Ma tant’è…se qualche anno fa la campagna di un noto sito si guadagnò la palma dell’iniziativa pubblicitaria meglio riuscita, riuscendo ad evitare di scadere nel volgare nonostante il tema trattato, oggi l’agenzia di comunicazione chiamata a coniare lo slogan per l’imminente referendum contro la perforazione dei fondali del Mare Adriatico a scopi petroliferi è riuscita nell’impresa opposta: trasformare una causa latamente ambientalista in una pubblicità sessista e volgare.

Complimenti all’agenzia di comunicazione ma, nonostante quel che forse credono, non è vero che ‘l’importante è che se ne parli’, o almeno non in tutti i casi.

Lo slogan in questione è il “Trivella tua sorella” che già da qualche giorno è oggetto di discussione e derisione sul web e sui social. “Per i carenti di immaginazione che necessitano dell’ausilio delle figure, la campagna pubblicitaria illustra lo slogan in rima baciata con l’immagine di una trivella che sovrasta la sagoma di una donna piegata a novanta gradi – scrive Massimo Gramellini nel suo Buongiorno su La Stampa con cui certo non sposa l’idea della suddetta agenzia di comunicazione.

“Pare di vederli, i ‘creativi’ dell’agenzia, mentre si spremono le meningi nel tentativo di risultare simpatici e originali. Finché uno di essi – uno che magari davanti a una donna che gli piace si nasconderebbe nel ripostiglio per la paura – estrae lo slogan immaginifico. Nella patria del non fatto, il dissacrato diventa fonte inesauribile di ispirazione. L’importante è garantire un livello adeguato di beceraggine e ricordarsi di chiamarla umorismo. Quanto alla trivella, le sorelle possono stare tranquille: quella di certi maschi è arrugginita da tempo, come il loro buongusto”.

L’altra pubblicità, quella intelligente di qualche anno fa, era quella del sito ‘pornhub’. Un portale evidentemente grafico che aveva realizzato sempre attraverso un’agenzia di comunicazione una campagna di cartelloni centrata su un umorismo sottile e assolutamente non becero. Come ad esempio uno in cui una donna si avvicinava ad un uomo seduto di fronte ad un pc chiedendogli “cosa guardi”, e lui “niente”. Sotto lo slogan: “Pornhub, il più grande sito di ‘niente’”.

In mezzo l’oggetto del referendum, quello che dovrebbe essere al centro del dibattito sul voto prossimo venturo e, ad onor del vero, anche al centro della comunicazione, che sia pro o contro le trivelle. Le trivelle appunto, il prossimo 17 aprile – tra un mese esatto – saremo chiamati a decidere se vogliamo fermare i giacimenti in attività quando scadranno le loro concessioni. Se vinceranno i sì, saranno bloccate. Se vinceranno i no, continueranno a estrarre petrolio e metano.

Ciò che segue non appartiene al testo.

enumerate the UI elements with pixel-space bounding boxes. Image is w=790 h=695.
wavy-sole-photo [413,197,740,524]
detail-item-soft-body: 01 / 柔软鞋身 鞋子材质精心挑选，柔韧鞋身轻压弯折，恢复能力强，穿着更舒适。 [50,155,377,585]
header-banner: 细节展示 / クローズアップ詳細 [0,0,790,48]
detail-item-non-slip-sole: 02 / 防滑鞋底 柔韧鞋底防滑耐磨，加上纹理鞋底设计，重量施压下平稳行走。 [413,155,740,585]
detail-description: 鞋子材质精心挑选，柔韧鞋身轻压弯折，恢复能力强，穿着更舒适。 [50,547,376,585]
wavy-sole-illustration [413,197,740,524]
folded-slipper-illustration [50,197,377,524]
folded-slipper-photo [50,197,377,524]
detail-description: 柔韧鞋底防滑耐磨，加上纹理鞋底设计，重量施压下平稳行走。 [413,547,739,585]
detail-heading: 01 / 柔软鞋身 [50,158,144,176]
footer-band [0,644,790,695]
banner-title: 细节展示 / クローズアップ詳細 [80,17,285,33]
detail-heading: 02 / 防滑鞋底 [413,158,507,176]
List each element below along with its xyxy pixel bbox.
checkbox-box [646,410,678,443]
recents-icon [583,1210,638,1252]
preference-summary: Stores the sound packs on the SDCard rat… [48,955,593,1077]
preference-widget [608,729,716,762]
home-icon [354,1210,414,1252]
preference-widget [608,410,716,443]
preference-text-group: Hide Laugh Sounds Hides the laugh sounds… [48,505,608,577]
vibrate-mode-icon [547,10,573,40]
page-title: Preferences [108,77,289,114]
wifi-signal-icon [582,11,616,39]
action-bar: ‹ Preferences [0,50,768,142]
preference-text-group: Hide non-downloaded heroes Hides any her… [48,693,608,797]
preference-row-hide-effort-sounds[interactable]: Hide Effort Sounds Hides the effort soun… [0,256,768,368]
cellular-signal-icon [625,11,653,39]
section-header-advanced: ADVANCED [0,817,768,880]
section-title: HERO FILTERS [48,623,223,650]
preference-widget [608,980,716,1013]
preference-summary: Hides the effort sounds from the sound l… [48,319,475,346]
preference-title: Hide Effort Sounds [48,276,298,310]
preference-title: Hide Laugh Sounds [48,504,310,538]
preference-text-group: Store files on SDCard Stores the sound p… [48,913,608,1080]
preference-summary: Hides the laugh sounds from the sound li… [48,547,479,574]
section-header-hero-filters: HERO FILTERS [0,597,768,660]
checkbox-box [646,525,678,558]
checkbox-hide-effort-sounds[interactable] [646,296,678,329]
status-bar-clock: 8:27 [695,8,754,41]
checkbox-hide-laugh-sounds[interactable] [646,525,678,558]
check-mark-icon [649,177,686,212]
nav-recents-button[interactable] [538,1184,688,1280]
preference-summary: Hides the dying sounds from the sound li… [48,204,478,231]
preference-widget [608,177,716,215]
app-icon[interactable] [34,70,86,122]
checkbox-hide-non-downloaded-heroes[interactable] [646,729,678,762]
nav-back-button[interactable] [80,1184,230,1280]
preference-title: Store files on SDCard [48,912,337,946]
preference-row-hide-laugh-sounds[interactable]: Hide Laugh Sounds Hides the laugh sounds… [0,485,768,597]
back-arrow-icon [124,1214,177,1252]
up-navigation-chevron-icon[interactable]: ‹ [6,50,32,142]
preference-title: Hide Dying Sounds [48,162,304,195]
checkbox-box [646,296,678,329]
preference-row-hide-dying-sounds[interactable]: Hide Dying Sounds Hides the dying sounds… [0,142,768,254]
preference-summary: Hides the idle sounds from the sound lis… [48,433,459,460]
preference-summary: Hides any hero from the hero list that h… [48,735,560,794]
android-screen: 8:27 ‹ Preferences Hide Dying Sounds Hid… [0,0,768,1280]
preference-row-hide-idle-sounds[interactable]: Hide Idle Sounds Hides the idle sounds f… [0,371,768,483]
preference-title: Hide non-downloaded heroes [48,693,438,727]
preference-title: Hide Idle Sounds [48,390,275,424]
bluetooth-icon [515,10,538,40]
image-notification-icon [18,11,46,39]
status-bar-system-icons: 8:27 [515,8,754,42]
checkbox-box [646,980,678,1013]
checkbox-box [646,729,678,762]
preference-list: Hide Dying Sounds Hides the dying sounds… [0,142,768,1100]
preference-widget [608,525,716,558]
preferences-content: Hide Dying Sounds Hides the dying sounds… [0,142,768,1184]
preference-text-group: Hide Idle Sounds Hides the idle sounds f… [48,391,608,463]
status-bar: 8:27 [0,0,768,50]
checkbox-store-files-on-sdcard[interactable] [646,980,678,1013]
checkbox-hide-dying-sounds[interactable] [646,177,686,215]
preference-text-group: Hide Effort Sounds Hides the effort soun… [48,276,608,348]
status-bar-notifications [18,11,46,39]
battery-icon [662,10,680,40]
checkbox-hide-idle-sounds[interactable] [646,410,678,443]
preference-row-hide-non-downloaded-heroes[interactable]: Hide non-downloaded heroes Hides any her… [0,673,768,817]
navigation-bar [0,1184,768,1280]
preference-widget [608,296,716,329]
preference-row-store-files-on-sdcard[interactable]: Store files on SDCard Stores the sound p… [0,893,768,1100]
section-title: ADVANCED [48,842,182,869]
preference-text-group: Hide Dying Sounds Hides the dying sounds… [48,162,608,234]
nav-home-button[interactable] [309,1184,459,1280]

E’ bene ricordare, anche per colpa di slogan che pensano troppo alle sorelle e poco al contenuto, che il quesito riguarda solo le attività petrolifere presenti nelle acque italiane, ovvero entro 22 km dalla costa, quindi non quelle sulla terraferma né in acque internazionali.

Nel davvero desolante panorama politico italiano, il ricorso al quesito referendario per un simile tema è già di per sé una sconfitta, una sconfitta della democrazia per come la conosciamo, cioè della democrazia delegata. Il popolo, che è sempre e assolutamente sovrano, non ha e non deve infatti avere le competenze per decidere su un simile tema: come può valutare il rischio ambientale e/o l’opportunità economica? Ovviamente non può e non potrà che scegliere su una base ideologica.

Ed è per questo, anche per questo che vengono coniati slogan come “trivella tua sorella”: perché in fondo, sostenitori e detrattori delle trivellazioni sono tali solo in nome di un’ideologia preconcetta e preconfezionata, sorda alla scienza e per questo integralista e persino offensiva nelle sue manifestazioni. Slogan compresi. Per la serie, dimmi che slogan hai e ti dirò chi sei.

Altri dovrebbero essere a decidere, e cioè lo Stato e i suoi organi. Istituzioni ormai però sufficientemente delegittimate da innumerevoli e colpevoli persone da far sì che l’elettorato non si fida più di queste e preferisce indire un referendum.